The hypotenuse is 14 feet and it is a right triangle.
One angle is 5 degrees because of the the definition of arc measure. And that means the last angle in the triangle is 85 degrees. Now you can set up the equation:

sin 85 = sin 90 = sin 5
--------- -------- ----------
x 14 y

now multiply sin 85 by 14, divide by sin of 90 (which is equal to one), to find x.

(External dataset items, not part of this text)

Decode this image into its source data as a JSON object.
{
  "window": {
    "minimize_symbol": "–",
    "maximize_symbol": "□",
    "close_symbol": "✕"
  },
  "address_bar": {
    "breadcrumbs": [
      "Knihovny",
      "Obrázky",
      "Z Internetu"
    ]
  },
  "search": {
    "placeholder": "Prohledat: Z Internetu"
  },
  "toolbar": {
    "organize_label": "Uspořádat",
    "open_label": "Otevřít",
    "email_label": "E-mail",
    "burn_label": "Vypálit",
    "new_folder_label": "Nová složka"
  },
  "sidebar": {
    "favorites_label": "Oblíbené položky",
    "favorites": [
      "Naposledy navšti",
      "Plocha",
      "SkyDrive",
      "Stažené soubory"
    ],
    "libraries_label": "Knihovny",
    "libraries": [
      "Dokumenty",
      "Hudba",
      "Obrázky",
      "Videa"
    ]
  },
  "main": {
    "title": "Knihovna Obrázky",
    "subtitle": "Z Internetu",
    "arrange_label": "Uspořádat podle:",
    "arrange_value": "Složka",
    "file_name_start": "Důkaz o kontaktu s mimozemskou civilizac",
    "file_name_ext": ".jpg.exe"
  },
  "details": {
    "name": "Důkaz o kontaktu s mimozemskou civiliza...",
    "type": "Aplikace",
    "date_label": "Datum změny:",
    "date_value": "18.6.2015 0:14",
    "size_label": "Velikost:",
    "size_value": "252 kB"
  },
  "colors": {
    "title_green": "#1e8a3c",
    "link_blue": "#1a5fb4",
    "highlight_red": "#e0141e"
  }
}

And multiply sin 5 by 14 to find y.

You should get:
x = 1.22
y = 13.9467

y is the line that you are looking for to find the height from the ground, so the answer is:

(apx.) 13.9467

Answer 3

The easy answer:

Assuming E is the mid point of the banner and the banner is straight and horizontal.

From the centre of the arch at ground to the fixing point must be 14 ft (as its a radius).

From the fixing point to the centre of the banner is 5 ft (given)

This is now a right angled triangle with hypotenuse of 14ft and 1given side of 5 ft

From Pythagoras (a^2 = b^2 +c^2)
14^2 - 5^2 = c^2

196 - 25 = 171
SQRT 171 = 13.08

Answer 4

Hard to answer this question unless you can specify further about the point E ??? I'm thinking that E must be the midpoint of the banner??

IF E is the midpoint of the banner, I would proceed as follows:

Draw a semi-circle of radius 14 above the x - axis

Given my midpoint assumption, point A would have

x-coordinate -5 , and point B would have x-coordinate +5

Then use the equation for circle of radius 14 centered at origin

x^2 + y^2 = (14)^2 and solve for y

y^2 = (14)^2 - x^2

y = sqrt [ (14)^2 -x^2 ]

y = sqrt ( 196 - x^2 ) = sqrt ( 196 - 25 ) = sqrt (171)

= 13.08 ft

Answer 5

Wow! I was reading over what the future crop of Nobel Prize winners had so precisely and mathamatically used to come to their final equations. (Kind of like using a 12 Ga. shot gun to swat a fly) I guess.

Answer seems straight forward enough, but I could be wrong. Banner is attached at point "T", which happens to be the interior high point of the 14'-0" radius, (interior dimension), Arch, (where R = 14'-0").

The semil-circle arch is supported by, and attached to the 5'-0" high pair of CMU brick clad pillars on either side of the narrow street. the arch spans, like an inverted "U". The Banner, or ribbon is hung from the center, - interior high point of the Arch , (point "T"), which is 19'-0" above street level, (or the base of the supporting pillars anyway). Then the two equal length Banners / Ribbons remaining, are attached at the inside face of the arch where it meets the inside face of the pillar, - at 5'-" above the base of the pillar, so that the banner "drapes" inside of the Arch.